Apparently, there were something like 20 edits of this movie, and I can see why. The puzzle pieces fit together in so many ways. The editing by Jorge García has a certain pace — each scene is a whole moment, but when a new one starts you’re often not sure where it belongs in time. The result is that you are really never sure what comes next. This is exacerbated by some extremely strange things goings on, like something out of a David Lynch film. As a result, there’s an air of mystery hanging over everything.
“…the film’s style alone makes it a must-see. And when I say style, I mean everything…”

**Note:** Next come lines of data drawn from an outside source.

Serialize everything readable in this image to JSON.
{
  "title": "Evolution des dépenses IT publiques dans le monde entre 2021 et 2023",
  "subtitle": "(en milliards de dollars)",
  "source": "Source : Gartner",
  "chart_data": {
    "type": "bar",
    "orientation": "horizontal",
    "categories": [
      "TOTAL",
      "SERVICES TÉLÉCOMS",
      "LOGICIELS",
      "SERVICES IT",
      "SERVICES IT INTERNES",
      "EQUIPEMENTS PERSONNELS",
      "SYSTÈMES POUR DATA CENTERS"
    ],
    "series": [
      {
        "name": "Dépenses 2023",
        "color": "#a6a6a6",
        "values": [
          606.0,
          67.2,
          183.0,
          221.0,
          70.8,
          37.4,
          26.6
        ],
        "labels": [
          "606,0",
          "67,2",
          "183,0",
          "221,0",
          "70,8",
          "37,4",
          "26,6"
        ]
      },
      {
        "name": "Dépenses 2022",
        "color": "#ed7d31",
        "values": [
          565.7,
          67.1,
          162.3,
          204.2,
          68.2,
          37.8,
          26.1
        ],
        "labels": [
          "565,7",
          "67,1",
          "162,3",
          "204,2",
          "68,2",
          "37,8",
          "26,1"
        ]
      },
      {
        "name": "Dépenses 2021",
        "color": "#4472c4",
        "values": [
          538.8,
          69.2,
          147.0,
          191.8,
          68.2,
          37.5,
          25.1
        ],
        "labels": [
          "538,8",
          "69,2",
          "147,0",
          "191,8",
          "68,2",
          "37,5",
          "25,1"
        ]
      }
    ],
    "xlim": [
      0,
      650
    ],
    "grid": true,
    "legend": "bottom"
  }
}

There’s one way of doing mystery that really pisses me off, and that is introducing strangeness just for the sake of it, with no real idea about how to resolve it (e.g., Inland Empire). At the other extreme, if your plot is too predictable, there’s no mystery at all. Two Times You is almost perfectly balanced — there’s a thematic point to every mysterious thing, even if it isn’t all entirely logical. I say almost because there were a few times when I felt things went a touch overboard — one scene had a deliciously strange spooky + sexy feeling, and a completely confounding effect on subsequent scenes, but it just felt so blasted into another universe as to lose the audience a bit. Most of the time this works in the film’s favor though. The result is like most great art — there are things to read in, but they aren’t wrapped up in a bow. You end up thinking about what it all means for hours.